抬眼往店里扫去,阔别两月有余,里面的情形与从前相差无几,书架前书客们或站或坐,桌案边几名十六七岁的少年正在奋笔疾书。
抬脚走进书局,她没有立刻去话本区,而是闲散地漫步于书架之间,冬日天寒,她懒怠活动,如今手边的闲书已经看完了,便打算挑两本新的。

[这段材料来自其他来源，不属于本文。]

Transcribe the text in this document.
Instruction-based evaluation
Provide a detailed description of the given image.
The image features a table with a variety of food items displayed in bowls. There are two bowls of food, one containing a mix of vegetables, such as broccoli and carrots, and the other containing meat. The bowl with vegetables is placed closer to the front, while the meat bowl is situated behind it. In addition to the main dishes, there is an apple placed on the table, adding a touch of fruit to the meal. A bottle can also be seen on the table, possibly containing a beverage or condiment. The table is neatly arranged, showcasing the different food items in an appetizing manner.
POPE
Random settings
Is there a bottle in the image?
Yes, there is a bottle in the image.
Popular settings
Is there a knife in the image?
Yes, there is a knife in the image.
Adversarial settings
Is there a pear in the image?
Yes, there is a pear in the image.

将落下了两月的《集贤诗集》捞进怀中,她才往陈列着公案小说的书架走去。
走近了,扫见书架顶端挂着一副画,画上一共六人,左边三位英俊挺拔的将军,右边三位巾帼风姿的女子,分别对应了《陈冤录》里的六位主要角色,背景一半疆场,一半阁楼,整副画笔墨横姿,大气磅礴,看风格和用笔,像是苏先生的手笔。
到书架边,她碰见两个十四五岁席地而坐的少年,他们头挨着头同看一本书,神情十分专注。
突然,左边那人蹦出一句感慨道:“这严会之真可恶,行径简直和梁甫一模一样。”
闻言,黎书意忍不住笑了,怕搅了二位的雅兴,她并没有出声。
相似的人物,雷同的事件,看来巧借时机引发比对联想这招是奏效的,想到这里,她将目光放到面前的书架上,然后随手捞起了其中一本。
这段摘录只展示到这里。